As above.Which is the best?RecommendationS?


----------



## steelman2202 (Jun 1, 2005)

are you looking for anything in particluar (smallest size, least bugs, etc?)
if not I would go with the latest WHQL approved drivers off www.nvidia.com

I am sure there mayh be "custom" drivers that increase performance in some marginal way. Bot for a ti4200? You would have to find someone with such specific area of knowledge...

(Google is your friend)


----------



## kaya (Nov 22, 2005)

Im just curious whether those latest drivers really improve the old card performances heh.So let's say im looking for the 1 that offer performances.


----------



## steelman2202 (Jun 1, 2005)

I would doubt the latest drivers would offer you much of a performance boost. You can probably go with any of the 6x.xx or 7x.xx series drivers (the earlier ones would let you cut down on the size. But then again I see no issue with keeping up with the latest drivers.

You can test both out and see if there is much performance difference.


----------



## kaya (Nov 22, 2005)

hmmmm i try it asap when i get my hand on some of the old drivers.Where can i find those old driverS?


----------



## ebackhus (Apr 21, 2005)

I remember the 66.xx drivers being best for the GF4Ti cards. I've got a Ti4600 sitting around in a drawer at home, but I don't have a rig to run it in so i can do any testing unfortunately.


----------



## Volt-Schwibe (Jan 12, 2003)

ebackhus said:


> I remember the 66.xx drivers being best for the GF4Ti cards. I've got a Ti4600 sitting around in a drawer at home, but I don't have a rig to run it in so i can do any testing unfortunately.



i have that same card.

well, my girlfriend does.

anyhow, what i wanted to add, is i noticed that with the ti4x00 cards, if you install only the driver they offer on their site, you will be nailed with games that just close, leaving you staring at your desktop.

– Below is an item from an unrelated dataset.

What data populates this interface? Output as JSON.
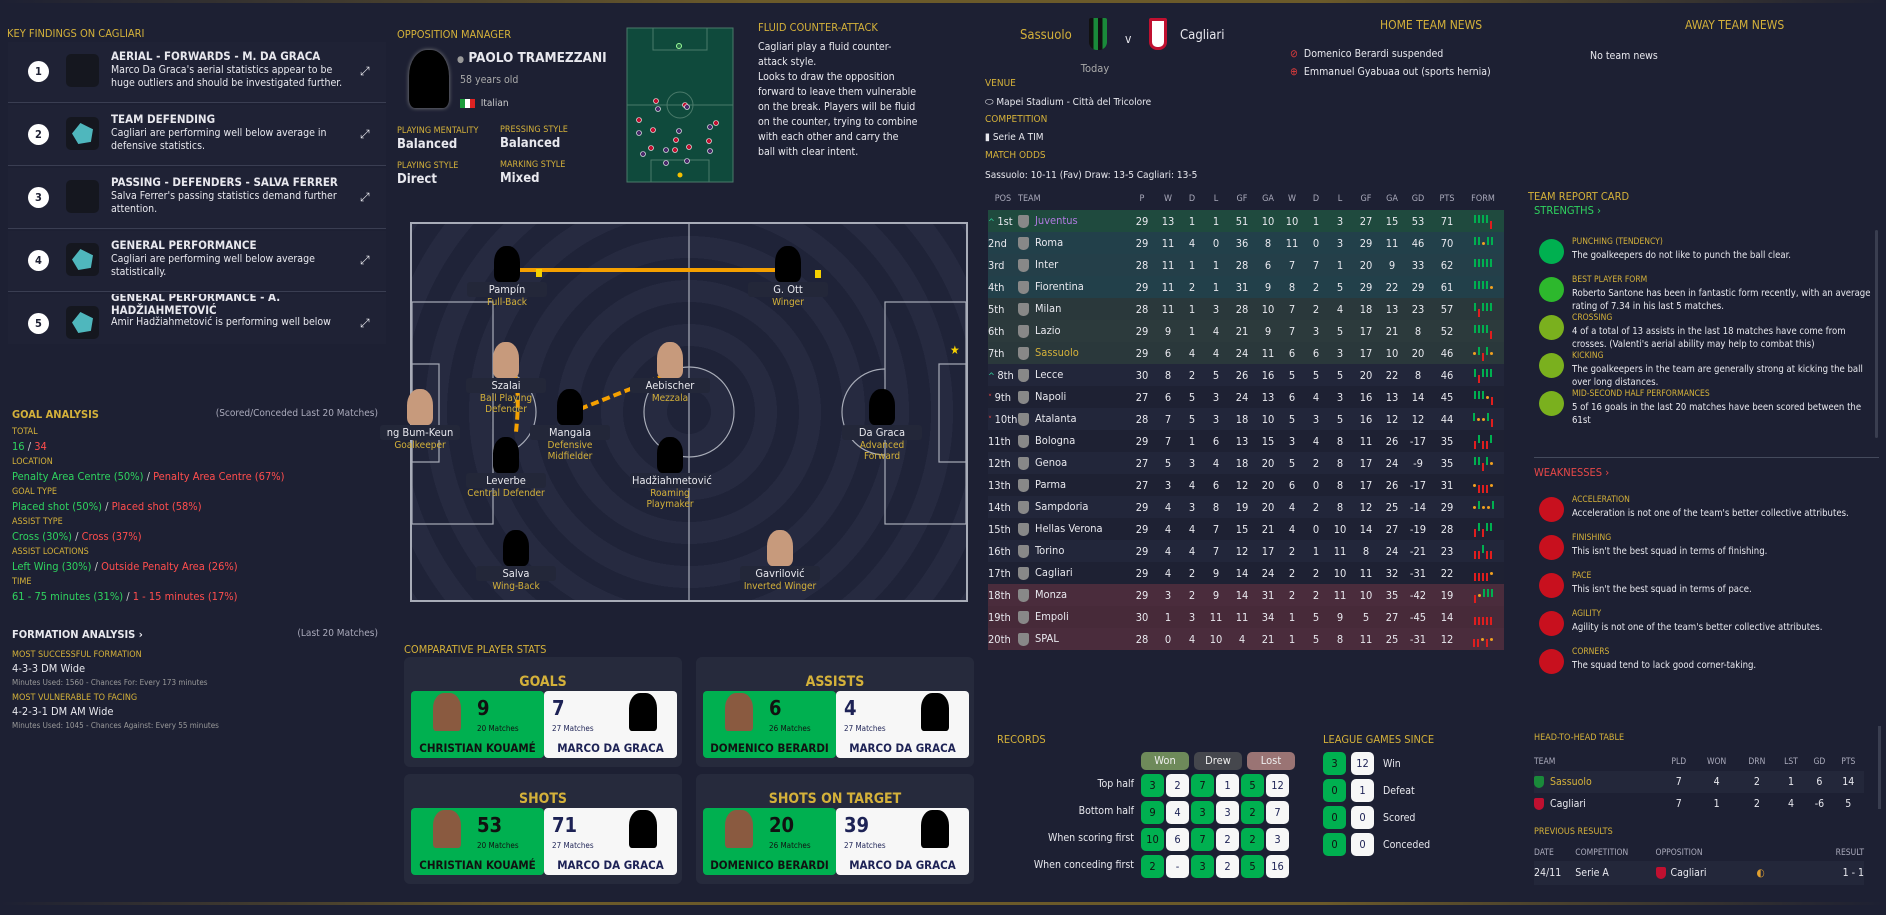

imagine, you are running around, being shot at, you turn a corner, you see your enemy, you line him up and fire, and bamm. there you are staring at your wallpaper.

this drove me nuts.i did everything i could to resolve it, and then i was surfing google, and found someone mentioning how they had the same problem with a 4200 that i was having with my 4600. (also, my 5600 does it too.) 

the solution, was to use a driver around the same age as the card, and install it first, followed by the newest one provided. (was the 28.32 driver, i still have the cd it came with.)

i found it odd, it's almost like they don't know they left something out of all the newer ones.

i read just now that the 4200 also came shipped with the 28.32 driver.

so you might do that, try the original first, and then immediately install the newest.

although, i notice that 66.XX and earlier are cleaner, the newer ones have some issue where it auto detects the best settings for the screen, which actually is causing me certain problems. (like when i accidentally open a folder with an avi in it... or when i try to play a dvd, it sets my monitor to 800x600, and nothing i can do changes it back unless i close the folder, or stop the dvd.)

EDIT: i forgot to mention the old drivers. somewhere i got my hands on all of them, ever made.

i can't for the life of me find them, but i am positive it was at the official nvidia site somewhere.


----------



## gtjr_ph (Dec 9, 2005)

use the 66.93


----------



## kaya (Nov 22, 2005)

man can i get those drivers at the official nvidia website?I just tried omegadriver which is pretty nice.


----------



## koala (Mar 27, 2005)

Stick with the omega if it's working well. It's usually better than the official one from nvidia.

*Forceware 66.93*
*Forceware 99.31*


----------